NEW DELHI: Indian Finance Minister Pranab Mukherjee was to formally resign Tuesday, leaving behind a faltering economy and a plunging rupee as he sets his sights on the country’s presidency.
The 77-year-old veteran politician leaves office at a time of growing criticism of his stewardship of Asia’s third-largest economy, which has slowed dramatically at a time of stubbornly high inflation.
His last full day as finance minister coincided with the announcement Monday of measures to boost the rupee, which has lost nearly a quarter of its value in the past year and hit a record low of 57.32 against the dollar last week.
The steps included raising the limit on foreign investment in government bonds by $5 billion to $20 billion, but the markets were underwhelmed and both the Indian currency and Mumbai’s Sensex index fell on the announcement.
Mukherjee was scheduled to submit his formal resignation to President Pratibha Patil at 4:30 pm (1100 GMT).

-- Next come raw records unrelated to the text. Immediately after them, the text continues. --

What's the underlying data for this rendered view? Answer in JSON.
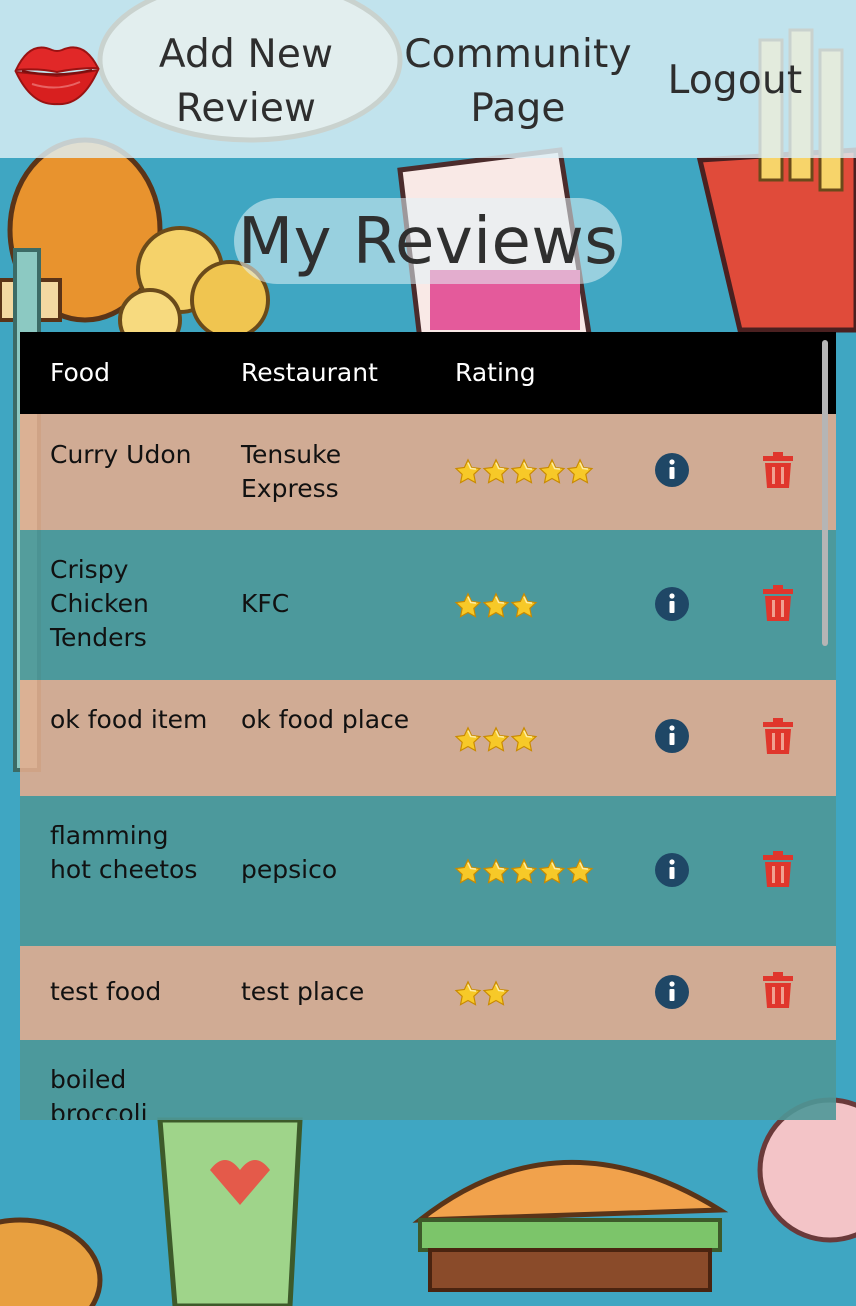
{
  "nav": {
    "logo_icon": "lips-icon",
    "add_review": "Add New Review",
    "community": "Community Page",
    "logout": "Logout"
  },
  "page": {
    "title": "My Reviews"
  },
  "table": {
    "headers": {
      "food": "Food",
      "restaurant": "Restaurant",
      "rating": "Rating"
    },
    "rows": [
      {
        "food": "Curry Udon",
        "restaurant": "Tensuke Express",
        "rating": 5
      },
      {
        "food": "Crispy Chicken Tenders",
        "restaurant": "KFC",
        "rating": 3
      },
      {
        "food": "ok food item",
        "restaurant": "ok food place",
        "rating": 3
      },
      {
        "food": "flamming hot cheetos",
        "restaurant": "pepsico",
        "rating": 5
      },
      {
        "food": "test food",
        "restaurant": "test place",
        "rating": 2
      },
      {
        "food": "boiled broccoli",
        "restaurant": "",
        "rating": null
      }
    ],
    "row_icons": {
      "info": "info-circle-icon",
      "delete": "trash-icon"
    }
  },
  "colors": {
    "nav_bg": "#def0f7",
    "header_bg": "#000000",
    "row_peach": "#e8ac8c",
    "row_teal": "#4e9898",
    "info_icon": "#1f4766",
    "trash_icon": "#e0362c",
    "star": "#f7c928",
    "background": "#3fa6c2"
  }
}
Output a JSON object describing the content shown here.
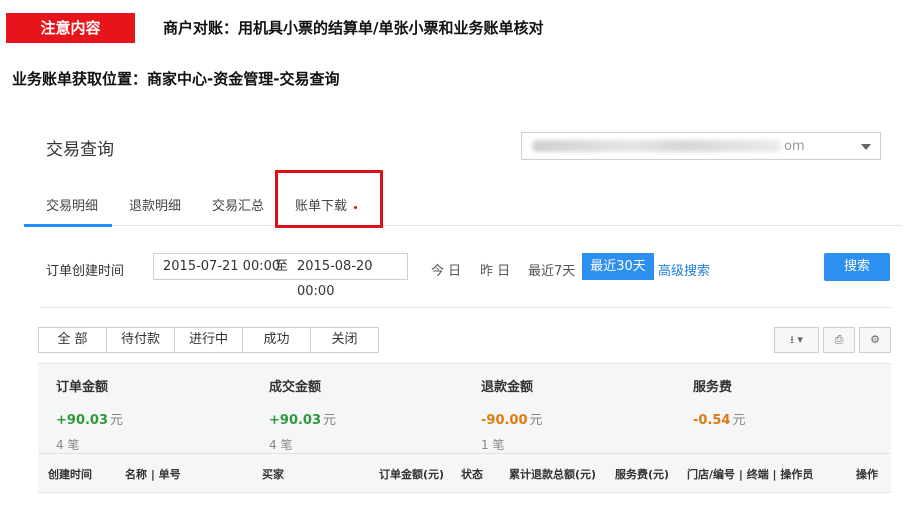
{
  "annotation": {
    "tag": "注意内容",
    "heading": "商户对账：用机具小票的结算单/单张小票和业务账单核对",
    "location": "业务账单获取位置：商家中心-资金管理-交易查询"
  },
  "page": {
    "title": "交易查询",
    "account_select": {
      "visible_suffix": "om"
    }
  },
  "tabs": [
    {
      "label": "交易明细",
      "active": true
    },
    {
      "label": "退款明细"
    },
    {
      "label": "交易汇总"
    },
    {
      "label": "账单下载",
      "highlighted": true
    }
  ],
  "filter": {
    "label": "订单创建时间",
    "start": "2015-07-21 00:00",
    "to": "至",
    "end": "2015-08-20 00:00",
    "quick": [
      "今 日",
      "昨 日",
      "最近7天",
      "最近30天"
    ],
    "active_quick": "最近30天",
    "advanced": "高级搜索",
    "search_button": "搜索"
  },
  "status_filters": [
    "全 部",
    "待付款",
    "进行中",
    "成功",
    "关闭"
  ],
  "toolbar_icons": [
    "download-icon",
    "print-icon",
    "settings-icon"
  ],
  "summary": [
    {
      "label": "订单金额",
      "amount": "+90.03",
      "unit": "元",
      "count": "4 笔",
      "color": "#2e9a3c"
    },
    {
      "label": "成交金额",
      "amount": "+90.03",
      "unit": "元",
      "count": "4 笔",
      "color": "#2e9a3c"
    },
    {
      "label": "退款金额",
      "amount": "-90.00",
      "unit": "元",
      "count": "1 笔",
      "color": "#e07a12"
    },
    {
      "label": "服务费",
      "amount": "-0.54",
      "unit": "元",
      "count": "",
      "color": "#e07a12"
    }
  ],
  "table_headers": [
    "创建时间",
    "名称 | 单号",
    "买家",
    "订单金额(元)",
    "状态",
    "累计退款总额(元)",
    "服务费(元)",
    "门店/编号 | 终端 | 操作员",
    "操作"
  ],
  "colors": {
    "accent": "#2d8ff0",
    "annotation_red": "#e8141b",
    "positive": "#2e9a3c",
    "negative": "#e07a12"
  }
}
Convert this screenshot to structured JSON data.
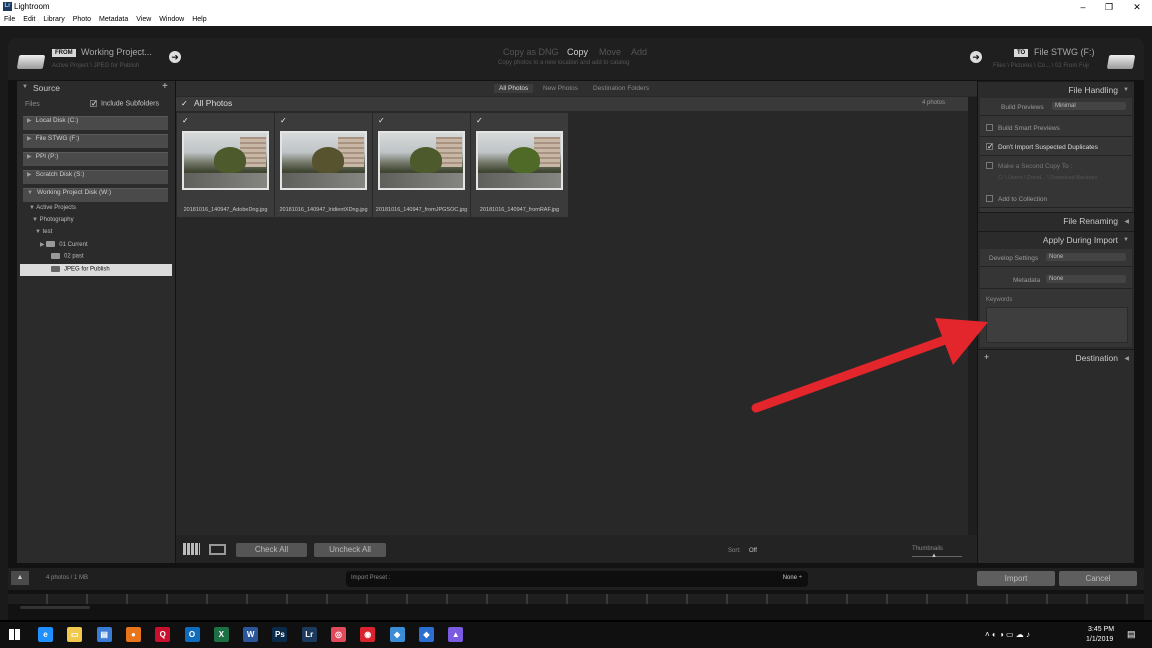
{
  "window": {
    "title": "Lightroom",
    "app_badge": "Lr",
    "controls": [
      "‒",
      "❐",
      "✕"
    ]
  },
  "menu": [
    "File",
    "Edit",
    "Library",
    "Photo",
    "Metadata",
    "View",
    "Window",
    "Help"
  ],
  "header": {
    "from_badge": "FROM",
    "from_source": "Working Project...",
    "from_path": "Active Project \\ JPEG for Publish",
    "modes": [
      "Copy as DNG",
      "Copy",
      "Move",
      "Add"
    ],
    "active_mode": "Copy",
    "mode_description": "Copy photos to a new location and add to catalog",
    "to_badge": "TO",
    "to_dest": "File STWG (F:)",
    "to_path": "Files \\ Pictures \\ Co... \\ 02 From Fuji"
  },
  "source": {
    "title": "Source",
    "files_label": "Files",
    "include_subfolders": "Include Subfolders",
    "volumes": [
      "Local Disk (C:)",
      "File STWG (F:)",
      "PPI (P:)",
      "Scratch Disk (S:)",
      "Working Project Disk (W:)"
    ],
    "tree": [
      "Active Projects",
      "Photography",
      "test",
      "01 Current",
      "02 past",
      "JPEG for Publish"
    ]
  },
  "grid": {
    "tabs": [
      "All Photos",
      "New Photos",
      "Destination Folders"
    ],
    "section_title": "All Photos",
    "count": "4 photos",
    "photos": [
      "20181016_140947_AdobeDng.jpg",
      "20181016_140947_IridientXDng.jpg",
      "20181016_140947_fromJPGSOC.jpg",
      "20181016_140947_fromRAF.jpg"
    ],
    "check_all": "Check All",
    "uncheck_all": "Uncheck All",
    "sort_label": "Sort:",
    "sort_value": "Off",
    "thumbnails_label": "Thumbnails"
  },
  "right": {
    "file_handling": "File Handling",
    "build_previews_label": "Build Previews",
    "build_previews_value": "Minimal",
    "build_smart": "Build Smart Previews",
    "dont_import": "Don't Import Suspected Duplicates",
    "second_copy": "Make a Second Copy To :",
    "second_copy_path": "C: \\ Users \\ David... \\ Download Backups",
    "add_collection": "Add to Collection",
    "file_renaming": "File Renaming",
    "apply_during": "Apply During Import",
    "develop_label": "Develop Settings",
    "develop_value": "None",
    "metadata_label": "Metadata",
    "metadata_value": "None",
    "keywords_label": "Keywords",
    "destination": "Destination"
  },
  "bottom": {
    "info": "4 photos / 1 MB",
    "preset_label": "Import Preset :",
    "preset_value": "None ÷",
    "import": "Import",
    "cancel": "Cancel"
  },
  "taskbar": {
    "time": "3:45 PM",
    "date": "1/1/2019",
    "apps": [
      {
        "label": "e",
        "color": "#1e90ff",
        "name": "edge-icon"
      },
      {
        "label": "▭",
        "color": "#f2c94c",
        "name": "file-explorer-icon"
      },
      {
        "label": "▤",
        "color": "#3a7bd5",
        "name": "store-icon"
      },
      {
        "label": "●",
        "color": "#e8741c",
        "name": "firefox-icon"
      },
      {
        "label": "Q",
        "color": "#c8102e",
        "name": "quicken-icon"
      },
      {
        "label": "O",
        "color": "#0f6cbd",
        "name": "outlook-icon"
      },
      {
        "label": "X",
        "color": "#1d7044",
        "name": "excel-icon"
      },
      {
        "label": "W",
        "color": "#2b579a",
        "name": "word-icon"
      },
      {
        "label": "Ps",
        "color": "#0a2a4a",
        "name": "photoshop-icon"
      },
      {
        "label": "Lr",
        "color": "#1c3a5e",
        "name": "lightroom-icon"
      },
      {
        "label": "◎",
        "color": "#e04a5a",
        "name": "app-icon-1"
      },
      {
        "label": "◉",
        "color": "#d9232e",
        "name": "app-icon-2"
      },
      {
        "label": "◆",
        "color": "#3c8dd8",
        "name": "app-icon-3"
      },
      {
        "label": "◆",
        "color": "#2a6fd1",
        "name": "app-icon-4"
      },
      {
        "label": "▲",
        "color": "#7b5ce0",
        "name": "affinity-icon"
      }
    ]
  }
}
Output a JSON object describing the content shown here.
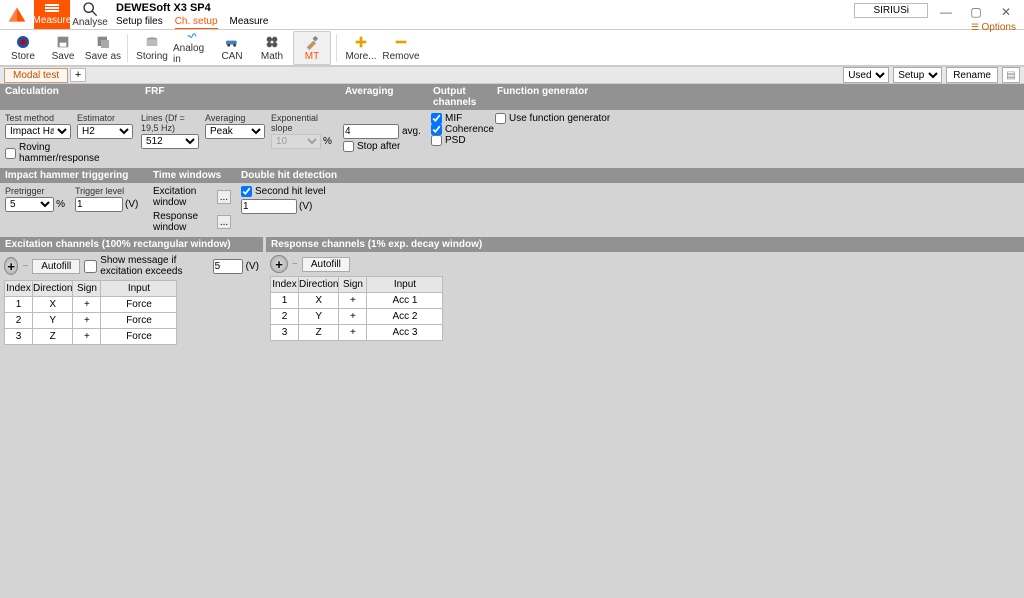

A political troubleshooter whose popularity cuts across party lines, Mukherjee was selected last month as the ruling coalition’s nominee to succeed Patil.
Although the president is India’s titular head of state, real executive power resides with the prime minister and the cabinet.
Indian presidents are selected by an electoral college comprising MPs from both houses of parliament and state legislatures.
The election will be held on July 19.
Prime Minister Manmohan Singh has yet to announce who will take over the finance ministry, and there has been widespread speculation that he might keep the portfolio for himself.
India’s once-booming economy is suffering from slowing industrial growth, troublesome fiscal and current account deficits and a stalled reform agenda.
The economy grew just 5.3 percent in January to March, its slowest quarterly expansion in nine years.